# Don't try this stunt smokers



## Tabloid Snapper

What happens when man smokes the world's hottest pepper in his bong | Daily Mail Online

Ouch. :vs_laugh:


----------



## ScottinAZ

play stupid games, win stupid prizes..........


----------



## ADRUNKK

I heard that on Shaq's podcast a week or two ago and had to watch it myself. Pretty stupid s**t. Lol.


----------



## UBC03

I don't know if anyone has tried these peppers. They are BRUTAL..I buy my dad 6 plants every spring. . He makes hot sauce with these, it's scary hot. To put it in comparison, he makes another outta Thai chilis, scotch bonnets, and habanero for a mild version.

Sent from my SM-G925V using Tapatalk


----------



## TonyBrooklyn

UBC03 said:


> I don't know if anyone has tried these peppers. They are BRUTAL..I buy my dad 6 plants every spring. . He makes hot sauce with these, it's scary hot. To put it in comparison, he makes another outta Thai chilis, scotch bonnets, and habanero for a mild version.
> 
> Sent from my SM-G925V using Tapatalk


My buddy Mike grows them as well. Don't ever make the mistake of touching your eyes after touching one of them. Boy does it burn, and i am talking about after washing your hands.:vs_cool:


----------



## UBC03

TonyBrooklyn said:


> My buddy Mike grows them as well. Don't ever make the mistake of touching your eyes after touching one of them. Boy does it burn, and i am talking about after washing your hands.:vs_cool:


Or when you take a pi$$. I've used gloves to help him make sauce since that learning experience.

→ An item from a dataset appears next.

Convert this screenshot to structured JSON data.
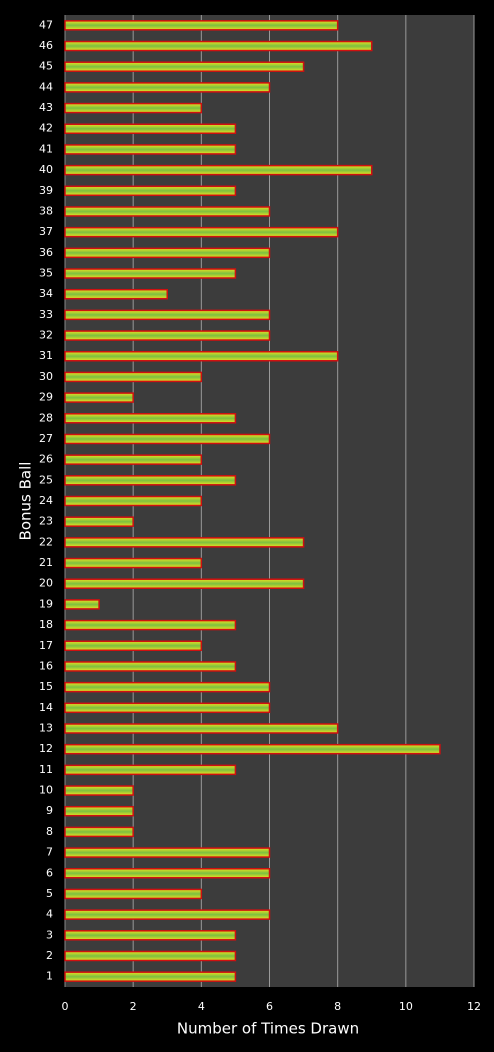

Sent from my SM-G925V using Tapatalk


----------



## OneStrangeOne

What a dumbazz! I grow some Ghost peppers that will make your hands burn just from picking them


----------



## DianaHM

Oh, this is a sad story.


----------



## HailTheBrownLeaf

Shame.

He could've won a Darwin Award.


----------



## Saetherhaug

My father grows chilis at home (a pretty mild 40's crisis) and dries them to use it as spice.
So one day he was crushing Carolina Reapers in his mortar, and decided to wash it of with hot water because he didn't think clearly.
I was in the kitchen as he turned on the water and started washing. Then the Carolina Reaper became airborne and piggybacked on the steam that now filled the whole kitchen. It was like i was back in the gas endurance test in the army. Our eyes turned red and started watering, it got up our noses, and down into our lungs. All our mucosal membranes reacted to the sudden absorption of capsaicin. It was worse than eating it raw (as i have done several times because people enjoy seeing me in pain and i make bad choices in life)

That's the closest i'll be to smoking it. Would not recommend it.


----------



## UBC03

My pop's grinds his in the garage with a double barrel respirator. He did it once in the kitchen. Him, my mother and the dog had to spend the day outside while it aired out.


----------



## Saetherhaug

UBC03 said:


> My pop's grinds his in the garage with a double barrel respirator. He did it once in the kitchen. Him, my mother and the dog had to spend the day outside while it aired out.


Yeah that's probably a good idea!:vs_laugh:


----------



## bobbya08

Some peoples kids 


Sent from my iPhone using Tapatalk


----------